Alle velden behalve één.
Van het Higgs-veld wordt gedacht dat het zich in een metastabiele toestand bevindt, wat betekent dat het weliswaar op dit moment geen veranderingen ondergaat, maar dat ook niet wordt voorspeld dat het zich op zijn laagste energieniveau bevindt. Het is een vals vacuüm met veel potentiële energie. De dreiging waarop alles wat we weten is komen te rusten. Wetenschappers bij CERN hebben een tweede mogelijke toestand voor het veld ontdekt, een die ze het ultra-dense Higgs veld hebben genoemd. En het zou zeker dicht zijn – miljarden keren dichter dan het nu is.
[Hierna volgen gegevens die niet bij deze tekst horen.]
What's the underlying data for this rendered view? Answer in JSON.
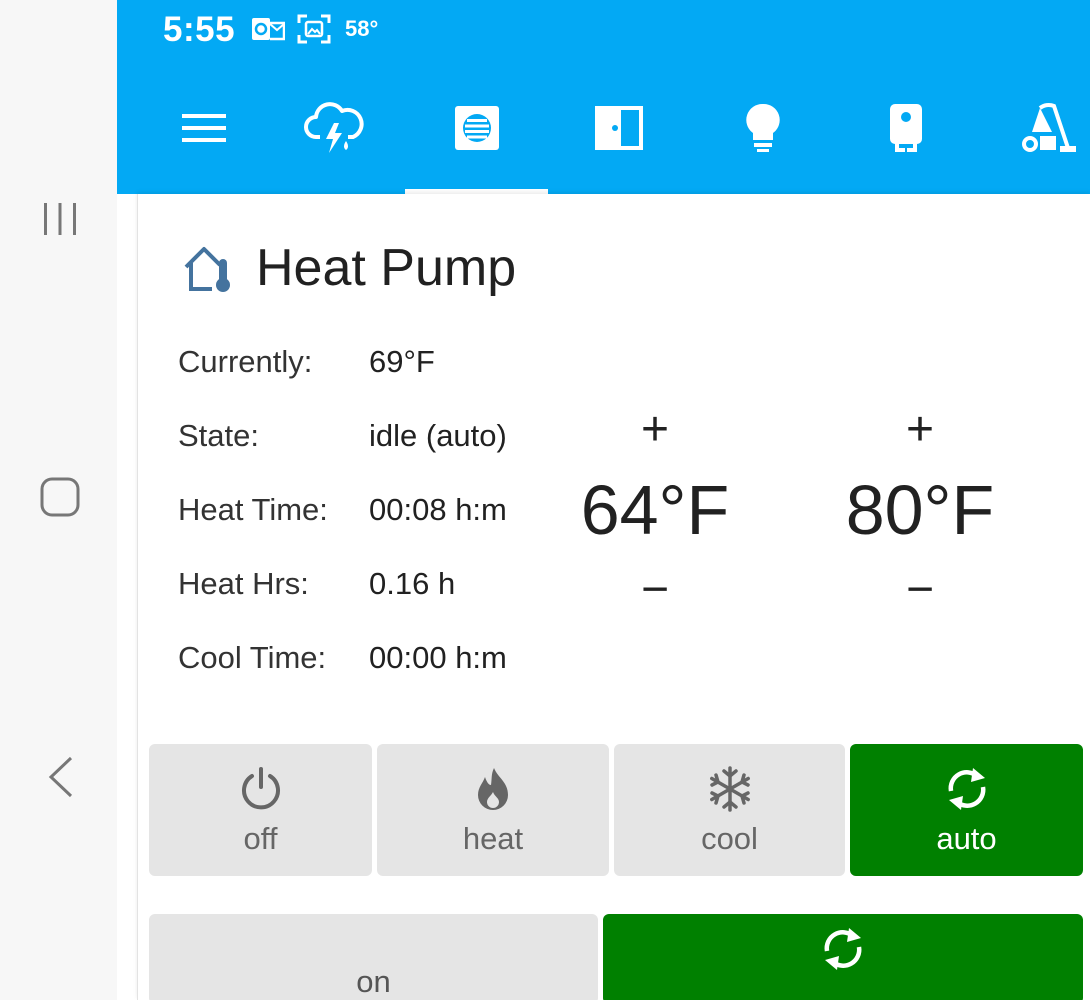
{
  "status_bar": {
    "time": "5:55",
    "temperature": "58°",
    "icons": [
      "outlook-icon",
      "screenshot-icon"
    ]
  },
  "tabs": [
    {
      "icon": "menu-icon"
    },
    {
      "icon": "weather-lightning-rain-icon"
    },
    {
      "icon": "hvac-icon",
      "active": true
    },
    {
      "icon": "door-icon"
    },
    {
      "icon": "lightbulb-icon"
    },
    {
      "icon": "water-heater-icon"
    },
    {
      "icon": "robot-vacuum-icon"
    }
  ],
  "card": {
    "title": "Heat Pump",
    "title_icon": "home-thermometer-icon",
    "info": {
      "currently_label": "Currently:",
      "currently_value": "69°F",
      "state_label": "State:",
      "state_value": "idle (auto)",
      "heat_time_label": "Heat Time:",
      "heat_time_value": "00:08 h:m",
      "heat_hrs_label": "Heat Hrs:",
      "heat_hrs_value": "0.16 h",
      "cool_time_label": "Cool Time:",
      "cool_time_value": "00:00 h:m"
    },
    "setpoints": {
      "low": "64°F",
      "high": "80°F",
      "plus": "+",
      "minus": "−"
    },
    "modes": {
      "off": "off",
      "heat": "heat",
      "cool": "cool",
      "auto": "auto",
      "selected": "auto"
    },
    "fan": {
      "on": "on",
      "selected": "auto"
    }
  },
  "colors": {
    "app_bar": "#03a9f4",
    "active_button": "#008000",
    "inactive_button": "#e5e5e5"
  }
}
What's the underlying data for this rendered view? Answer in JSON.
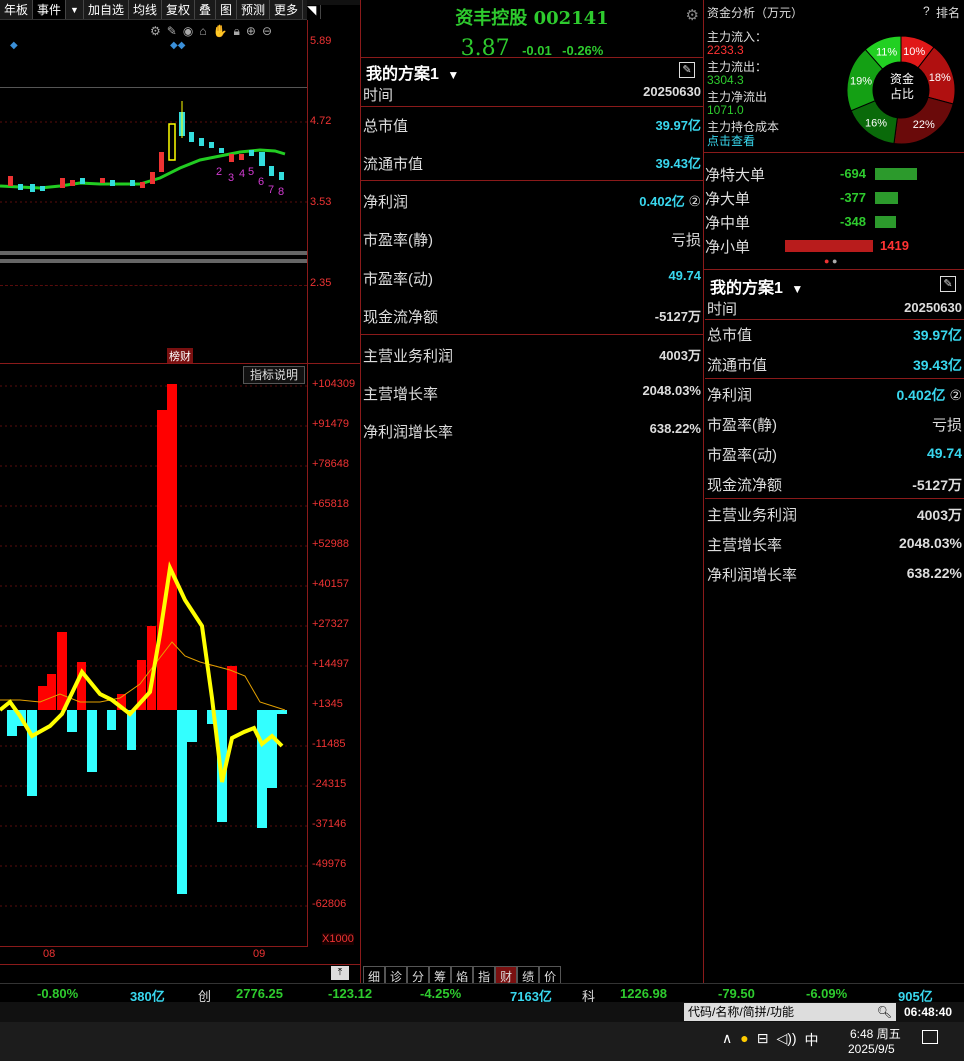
{
  "toolbar": {
    "items": [
      "年板",
      "事件",
      "加自选",
      "均线",
      "复权",
      "叠",
      "图",
      "预测",
      "更多"
    ],
    "expand_icon": "chevron-down-icon",
    "right_icon": "arrow-icon"
  },
  "stock": {
    "name": "资丰控股",
    "code": "002141",
    "price": "3.87",
    "change": "-0.01",
    "change_pct": "-0.26%"
  },
  "kline": {
    "price_levels": [
      "5.89",
      "4.72",
      "3.53",
      "2.35"
    ],
    "nums": [
      "2",
      "3",
      "4",
      "5",
      "6",
      "7",
      "8"
    ],
    "marker": "榜财"
  },
  "indicator": {
    "button": "指标说明",
    "levels": [
      "+104309",
      "+91479",
      "+78648",
      "+65818",
      "+52988",
      "+40157",
      "+27327",
      "+14497",
      "+1345",
      "-11485",
      "-24315",
      "-37146",
      "-49976",
      "-62806"
    ],
    "multiplier": "X1000",
    "x_labels": [
      "08",
      "09"
    ]
  },
  "fin": {
    "title": "我的方案1",
    "time_label": "时间",
    "time_value": "20250630",
    "rows": [
      {
        "label": "总市值",
        "value": "39.97亿"
      },
      {
        "label": "流通市值",
        "value": "39.43亿"
      },
      {
        "label": "净利润",
        "value": "0.402亿"
      },
      {
        "label": "市盈率(静)",
        "value": "亏损"
      },
      {
        "label": "市盈率(动)",
        "value": "49.74"
      },
      {
        "label": "现金流净额",
        "value": "-5127万"
      },
      {
        "label": "主营业务利润",
        "value": "4003万"
      },
      {
        "label": "主营增长率",
        "value": "2048.03%"
      },
      {
        "label": "净利润增长率",
        "value": "638.22%"
      }
    ],
    "circled": "②"
  },
  "tabs": [
    "细",
    "诊",
    "分",
    "筹",
    "焰",
    "指",
    "财",
    "绩",
    "价"
  ],
  "fund": {
    "title": "资金分析（万元）",
    "help": "?",
    "rank": "排名",
    "inflow_label": "主力流入：",
    "inflow": "2233.3",
    "outflow_label": "主力流出：",
    "outflow": "3304.3",
    "net_label": "主力净流出",
    "net": "1071.0",
    "cost_label": "主力持仓成本",
    "link": "点击查看",
    "donut_center": "资金占比",
    "slices": [
      {
        "pct": "10%",
        "color": "#e01818"
      },
      {
        "pct": "18%",
        "color": "#b01010"
      },
      {
        "pct": "22%",
        "color": "#6a0a0a"
      },
      {
        "pct": "16%",
        "color": "#0a6a0a"
      },
      {
        "pct": "19%",
        "color": "#14a014"
      },
      {
        "pct": "11%",
        "color": "#22d022"
      }
    ],
    "flows": [
      {
        "label": "净特大单",
        "value": "-694"
      },
      {
        "label": "净大单",
        "value": "-377"
      },
      {
        "label": "净中单",
        "value": "-348"
      },
      {
        "label": "净小单",
        "value": "1419"
      }
    ]
  },
  "market": {
    "items": [
      "-0.80%",
      "380亿",
      "创",
      "2776.25",
      "-123.12",
      "-4.25%",
      "7163亿",
      "科",
      "1226.98",
      "-79.50",
      "-6.09%",
      "905亿"
    ]
  },
  "search": {
    "placeholder": "代码/名称/简拼/功能",
    "clock": "06:48:40"
  },
  "taskbar": {
    "time": "6:48 周五",
    "date": "2025/9/5",
    "ime": "中"
  }
}
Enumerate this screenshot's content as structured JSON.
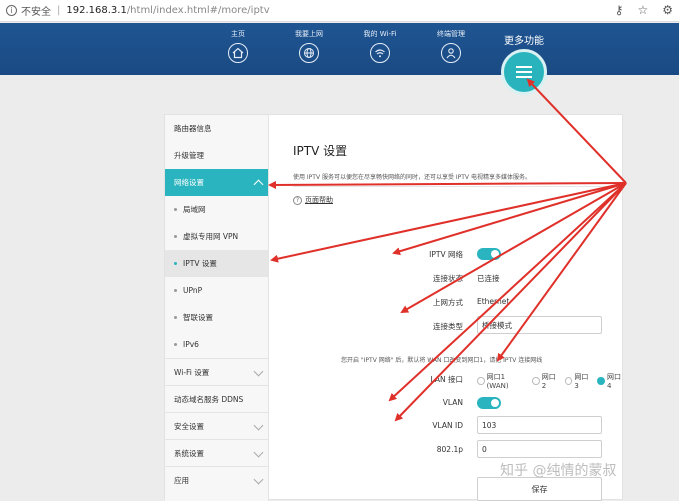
{
  "browser": {
    "warning_icon": "info-icon",
    "insecure_label": "不安全",
    "url_host": "192.168.3.1",
    "url_path": "/html/index.html#/more/iptv",
    "tools": [
      "key-icon",
      "star-icon",
      "settings-icon"
    ]
  },
  "nav": {
    "items": [
      {
        "label": "主页",
        "icon": "home-icon"
      },
      {
        "label": "我要上网",
        "icon": "globe-icon"
      },
      {
        "label": "我的 Wi-Fi",
        "icon": "wifi-icon"
      },
      {
        "label": "终端管理",
        "icon": "user-icon"
      }
    ],
    "more_label": "更多功能",
    "more_icon": "menu-icon"
  },
  "sidebar": {
    "items": [
      {
        "label": "路由器信息"
      },
      {
        "label": "升级管理"
      },
      {
        "label": "网络设置"
      },
      {
        "label": "局域网"
      },
      {
        "label": "虚拟专用网 VPN"
      },
      {
        "label": "IPTV 设置"
      },
      {
        "label": "UPnP"
      },
      {
        "label": "智联设置"
      },
      {
        "label": "IPv6"
      },
      {
        "label": "Wi-Fi 设置"
      },
      {
        "label": "动态域名服务 DDNS"
      },
      {
        "label": "安全设置"
      },
      {
        "label": "系统设置"
      },
      {
        "label": "应用"
      }
    ]
  },
  "main": {
    "title": "IPTV 设置",
    "description": "使用 IPTV 服务可以便您在尽享畅快网络的同时，还可以享受 IPTV 电视精享多媒体服务。",
    "help_label": "页面帮助",
    "iptv_label": "IPTV 网络",
    "status_label": "连接状态",
    "status_value": "已连接",
    "uplink_label": "上网方式",
    "uplink_value": "Ethernet",
    "conn_type_label": "连接类型",
    "conn_type_value": "桥接模式",
    "note": "您开启 \"IPTV 网络\" 后，默认将 WAN 口改变到网口1，请把 IPTV 连接网线",
    "lan_label": "LAN 接口",
    "lan_options": [
      {
        "label": "网口1 (WAN)",
        "checked": false
      },
      {
        "label": "网口2",
        "checked": false
      },
      {
        "label": "网口3",
        "checked": false
      },
      {
        "label": "网口4",
        "checked": true
      }
    ],
    "vlan_label": "VLAN",
    "vlan_id_label": "VLAN ID",
    "vlan_id_value": "103",
    "dot1p_label": "802.1p",
    "dot1p_value": "0",
    "save_label": "保存"
  },
  "watermark": "知乎 @纯情的蒙叔",
  "colors": {
    "accent": "#2ab4bf",
    "header": "#1d4f8a",
    "arrow": "#e0302a"
  }
}
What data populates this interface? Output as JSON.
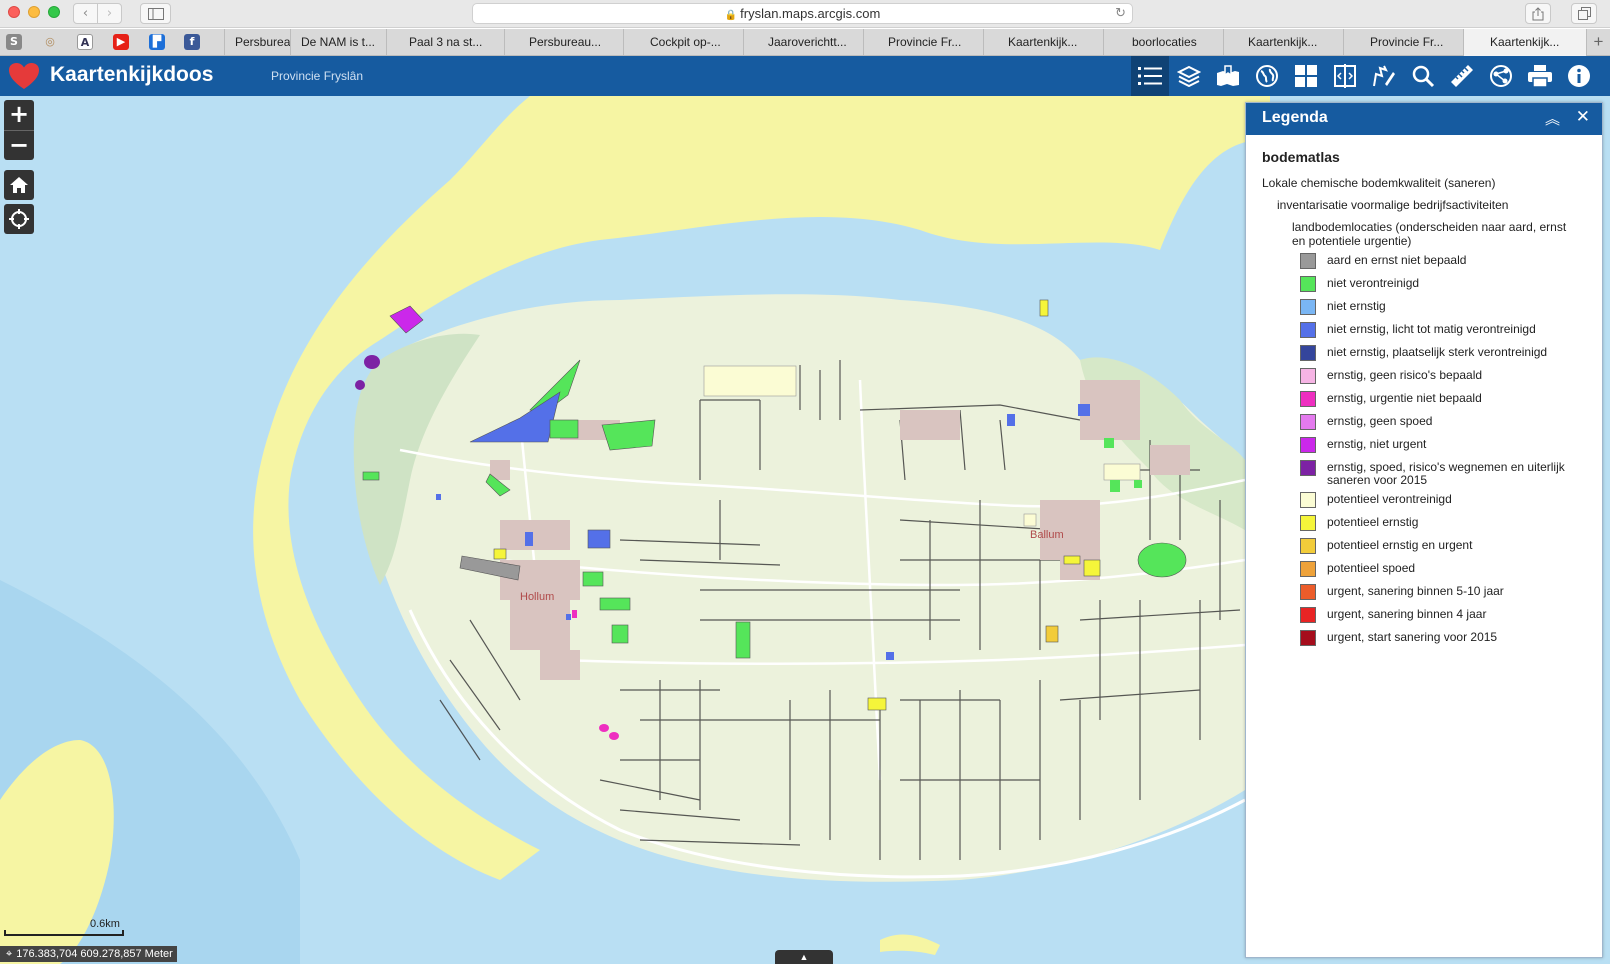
{
  "browser": {
    "url": "fryslan.maps.arcgis.com",
    "tabs": [
      {
        "label": "Persbureau",
        "active": false
      },
      {
        "label": "De NAM is t...",
        "active": false
      },
      {
        "label": "Paal 3 na st...",
        "active": false
      },
      {
        "label": "Persbureau...",
        "active": false
      },
      {
        "label": "Cockpit op-...",
        "active": false
      },
      {
        "label": "Jaaroverichtt...",
        "active": false
      },
      {
        "label": "Provincie Fr...",
        "active": false
      },
      {
        "label": "Kaartenkijk...",
        "active": false
      },
      {
        "label": "boorlocaties",
        "active": false
      },
      {
        "label": "Kaartenkijk...",
        "active": false
      },
      {
        "label": "Provincie Fr...",
        "active": false
      },
      {
        "label": "Kaartenkijk...",
        "active": true
      }
    ],
    "new_tab": "+"
  },
  "app": {
    "title": "Kaartenkijkdoos",
    "subtitle": "Provincie Fryslân",
    "brand_color": "#165ba0",
    "toolbar": [
      "list-icon",
      "layers-icon",
      "bookmark-icon",
      "globe-icon",
      "grid-icon",
      "swipe-icon",
      "draw-icon",
      "search-icon",
      "measure-icon",
      "share-icon",
      "print-icon",
      "info-icon"
    ]
  },
  "map": {
    "zoom_in": "+",
    "zoom_out": "−",
    "place_labels": [
      "Hollum",
      "Ballum"
    ],
    "scale_label": "0.6km",
    "coordinates": "176.383,704 609.278,857 Meter",
    "expander": "▲"
  },
  "legend": {
    "title": "Legenda",
    "collapse": "︽",
    "close": "✕",
    "layer": "bodematlas",
    "group1": "Lokale chemische bodemkwaliteit (saneren)",
    "group2": "inventarisatie voormalige bedrijfsactiviteiten",
    "group3": "landbodemlocaties (onderscheiden naar aard, ernst en potentiele urgentie)",
    "items": [
      {
        "label": "aard en ernst niet bepaald",
        "color": "#999999"
      },
      {
        "label": "niet verontreinigd",
        "color": "#55e55a"
      },
      {
        "label": "niet ernstig",
        "color": "#7ab6f4"
      },
      {
        "label": "niet ernstig, licht tot matig verontreinigd",
        "color": "#5470e8"
      },
      {
        "label": "niet ernstig, plaatselijk sterk verontreinigd",
        "color": "#34459c"
      },
      {
        "label": "ernstig, geen risico's bepaald",
        "color": "#f6b4e4"
      },
      {
        "label": "ernstig, urgentie niet bepaald",
        "color": "#ee2fc0"
      },
      {
        "label": "ernstig, geen spoed",
        "color": "#e47aee"
      },
      {
        "label": "ernstig, niet urgent",
        "color": "#cb28ea"
      },
      {
        "label": "ernstig, spoed, risico's wegnemen en uiterlijk saneren voor 2015",
        "color": "#7d22a4"
      },
      {
        "label": "potentieel verontreinigd",
        "color": "#fbfcd4"
      },
      {
        "label": "potentieel ernstig",
        "color": "#f5f53a"
      },
      {
        "label": "potentieel ernstig en urgent",
        "color": "#f2cc3a"
      },
      {
        "label": "potentieel spoed",
        "color": "#eea23a"
      },
      {
        "label": "urgent, sanering binnen 5-10 jaar",
        "color": "#ec5c2a"
      },
      {
        "label": "urgent, sanering binnen 4 jaar",
        "color": "#e82424"
      },
      {
        "label": "urgent, start sanering voor 2015",
        "color": "#a50d1c"
      }
    ]
  }
}
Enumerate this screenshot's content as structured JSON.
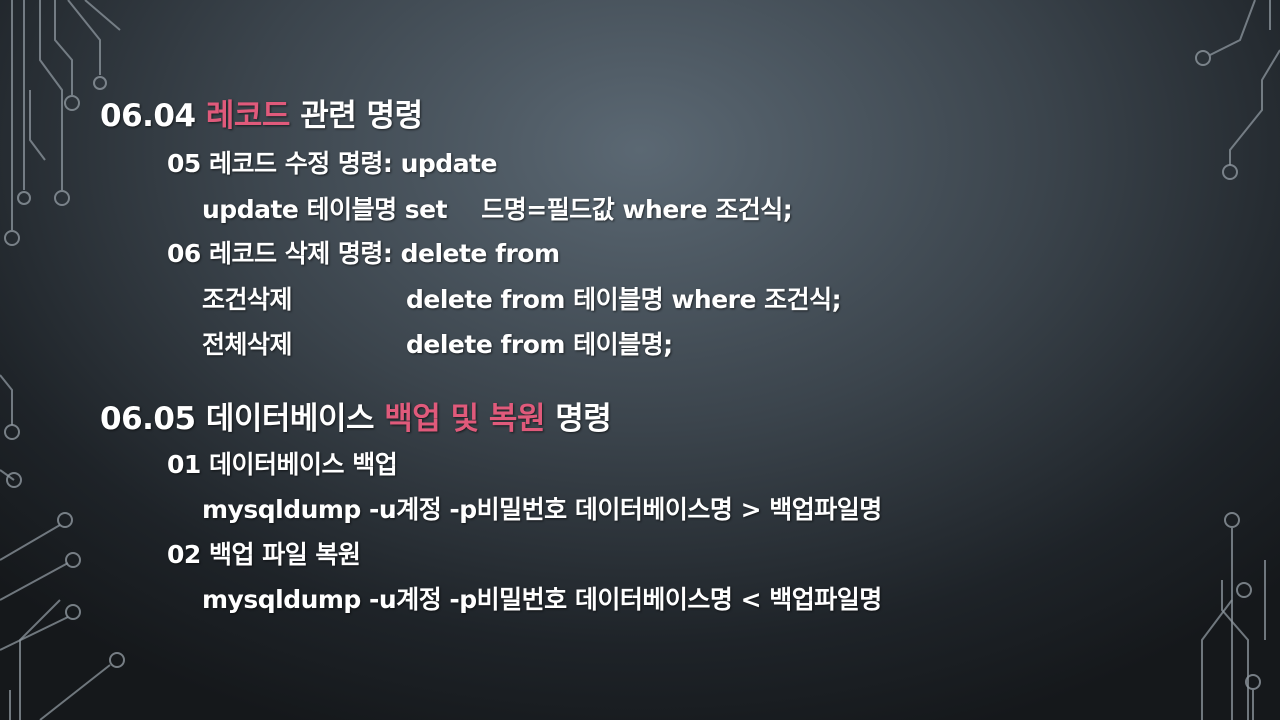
{
  "section1": {
    "number": "06.04",
    "accent": "레코드",
    "rest": "관련 명령",
    "item5": {
      "title": "05 레코드 수정 명령: update",
      "syntax_a": "update 테이블명 set",
      "syntax_b": "드명=필드값 where 조건식;"
    },
    "item6": {
      "title": "06 레코드 삭제 명령: delete from",
      "rows": [
        {
          "label": "조건삭제",
          "syntax": "delete from 테이블명 where 조건식;"
        },
        {
          "label": "전체삭제",
          "syntax": "delete from 테이블명;"
        }
      ]
    }
  },
  "section2": {
    "number": "06.05",
    "pre": "데이터베이스",
    "accent": "백업 및 복원",
    "rest": "명령",
    "item1": {
      "title": "01 데이터베이스 백업",
      "syntax": "mysqldump -u계정 -p비밀번호 데이터베이스명 > 백업파일명"
    },
    "item2": {
      "title": "02 백업 파일 복원",
      "syntax": "mysqldump -u계정 -p비밀번호 데이터베이스명 < 백업파일명"
    }
  },
  "colors": {
    "accent": "#e05a7b",
    "text": "#ffffff",
    "circuit": "#8e979f"
  }
}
Als zelfs maar één punt in de ruimte zou instorten in dit lagere energieniveau, zou het de verspreiding van vacuümverval overal teweegbrengen, en een straffe bol van het ware stabiele vacuüm sturen om het hele universum te verteren. We zouden niet eens in staat zijn om ons einde te zien naderen, omdat het zich zou verplaatsen met de snelheid van het licht. De ruimte zou zijn potentiële energie vrijgeven en alles binnen de bol in nieuwe en onherkenbare wetten van de fysica werpen. Er zou een wereld ontstaan die zo vreemd is dat we ons er zelfs geen voorstelling van kunnen maken. Waarschijnlijk zou hij niet gastvrij zijn voor leven.